ニュージーランド航空は本日、2024年度下半期の業績に大きな影響を与えた複数の取引環境について説明しました。特に、ニュージーランド国内の厳しい経済状況による需要の低下、インフレによる累積的なコスト上昇圧力、機材の利用可能性に関する問題、そして米国路線での激しい競争が挙げられています。

ニュージーランド航空は、こうした取引状況が2025年度上半期も同様であると予想しています。不透明な状況が続いているため、現時点では見通しの開示は行いません。

 

【ニュージーランド航空について】

ニュージーランド航空は、スターアライアンスに加盟する国際航空会社で、ニュージーランドと日本を含むアジア、オセアニア、北米、南太平洋諸国間を運航。

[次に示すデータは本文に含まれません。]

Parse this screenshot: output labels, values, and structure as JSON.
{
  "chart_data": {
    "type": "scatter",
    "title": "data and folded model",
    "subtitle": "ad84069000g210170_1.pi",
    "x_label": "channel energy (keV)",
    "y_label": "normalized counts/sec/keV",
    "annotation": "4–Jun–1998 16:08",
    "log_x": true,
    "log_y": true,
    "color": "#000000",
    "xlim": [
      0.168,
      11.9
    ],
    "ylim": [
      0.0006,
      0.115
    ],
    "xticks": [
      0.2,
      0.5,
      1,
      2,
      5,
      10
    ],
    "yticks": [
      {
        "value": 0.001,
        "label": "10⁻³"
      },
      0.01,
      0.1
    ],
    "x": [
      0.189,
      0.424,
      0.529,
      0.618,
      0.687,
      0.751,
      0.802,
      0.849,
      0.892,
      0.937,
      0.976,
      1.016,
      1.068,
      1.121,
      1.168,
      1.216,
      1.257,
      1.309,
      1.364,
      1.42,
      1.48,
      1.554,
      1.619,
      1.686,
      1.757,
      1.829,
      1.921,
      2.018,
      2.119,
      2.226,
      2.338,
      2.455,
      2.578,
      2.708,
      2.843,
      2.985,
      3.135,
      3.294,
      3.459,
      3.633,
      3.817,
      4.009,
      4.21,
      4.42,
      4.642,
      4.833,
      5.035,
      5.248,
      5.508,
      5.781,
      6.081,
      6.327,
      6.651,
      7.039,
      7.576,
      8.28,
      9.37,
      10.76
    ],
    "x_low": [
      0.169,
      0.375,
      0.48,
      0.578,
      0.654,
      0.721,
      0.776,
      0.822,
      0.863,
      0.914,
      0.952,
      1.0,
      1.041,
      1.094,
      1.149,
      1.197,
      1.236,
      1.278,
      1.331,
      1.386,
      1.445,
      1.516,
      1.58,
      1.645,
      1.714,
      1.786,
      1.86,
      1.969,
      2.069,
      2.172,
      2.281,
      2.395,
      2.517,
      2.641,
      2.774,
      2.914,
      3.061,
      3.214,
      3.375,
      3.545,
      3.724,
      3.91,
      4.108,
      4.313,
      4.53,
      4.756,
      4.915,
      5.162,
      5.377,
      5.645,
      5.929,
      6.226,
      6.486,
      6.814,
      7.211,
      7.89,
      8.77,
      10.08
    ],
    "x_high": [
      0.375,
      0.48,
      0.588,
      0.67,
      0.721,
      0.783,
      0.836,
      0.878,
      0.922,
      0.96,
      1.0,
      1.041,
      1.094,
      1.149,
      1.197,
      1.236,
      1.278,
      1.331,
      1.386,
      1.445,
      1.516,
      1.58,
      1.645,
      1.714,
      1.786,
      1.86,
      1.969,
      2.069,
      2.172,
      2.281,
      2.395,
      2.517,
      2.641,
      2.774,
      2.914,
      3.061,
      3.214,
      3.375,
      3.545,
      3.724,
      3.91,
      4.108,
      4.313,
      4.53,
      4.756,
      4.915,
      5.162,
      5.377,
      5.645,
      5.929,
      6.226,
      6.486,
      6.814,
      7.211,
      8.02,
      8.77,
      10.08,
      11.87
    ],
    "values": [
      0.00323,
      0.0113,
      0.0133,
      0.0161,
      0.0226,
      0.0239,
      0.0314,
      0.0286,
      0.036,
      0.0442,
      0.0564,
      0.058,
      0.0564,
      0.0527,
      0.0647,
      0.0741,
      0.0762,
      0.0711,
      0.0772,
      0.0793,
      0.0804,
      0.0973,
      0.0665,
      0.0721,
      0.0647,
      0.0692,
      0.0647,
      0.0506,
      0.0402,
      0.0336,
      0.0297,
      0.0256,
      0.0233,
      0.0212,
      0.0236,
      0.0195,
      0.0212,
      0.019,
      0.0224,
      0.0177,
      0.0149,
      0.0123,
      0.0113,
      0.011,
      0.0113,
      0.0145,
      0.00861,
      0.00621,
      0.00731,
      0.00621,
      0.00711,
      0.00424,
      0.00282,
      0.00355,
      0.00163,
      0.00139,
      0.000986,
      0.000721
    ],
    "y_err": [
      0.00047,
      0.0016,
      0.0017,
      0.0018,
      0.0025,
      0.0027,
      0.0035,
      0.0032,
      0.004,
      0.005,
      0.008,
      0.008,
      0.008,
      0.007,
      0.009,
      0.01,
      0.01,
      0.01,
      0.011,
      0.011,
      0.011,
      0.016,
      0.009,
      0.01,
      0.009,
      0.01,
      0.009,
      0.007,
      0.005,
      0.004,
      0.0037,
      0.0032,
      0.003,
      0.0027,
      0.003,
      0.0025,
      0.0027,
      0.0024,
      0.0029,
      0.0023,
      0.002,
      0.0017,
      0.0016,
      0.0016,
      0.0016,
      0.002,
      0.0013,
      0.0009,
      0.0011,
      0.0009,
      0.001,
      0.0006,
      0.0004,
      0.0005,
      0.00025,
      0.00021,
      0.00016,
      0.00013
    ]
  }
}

日本からニュージーランドへは直行便で毎日1便運航しています。玄関口オークランドからは、充実したフライトネットワークでニュージーランド国内20都市以上への乗り継ぎが可能です。

2023年、安全性と製品の格付けウェブサイトAirlineRatings.comにて7度目となるエアライン・オブ・ザ・イヤーを受賞。さらに2024年は、同サイトの世界で最も安全な航空会社1位を獲得。乗った瞬間からニュージーランドの自由さ、あたたかさを感じていただけるニュージーランド流のフレンドリーなおもてなしにご好評をいただいております。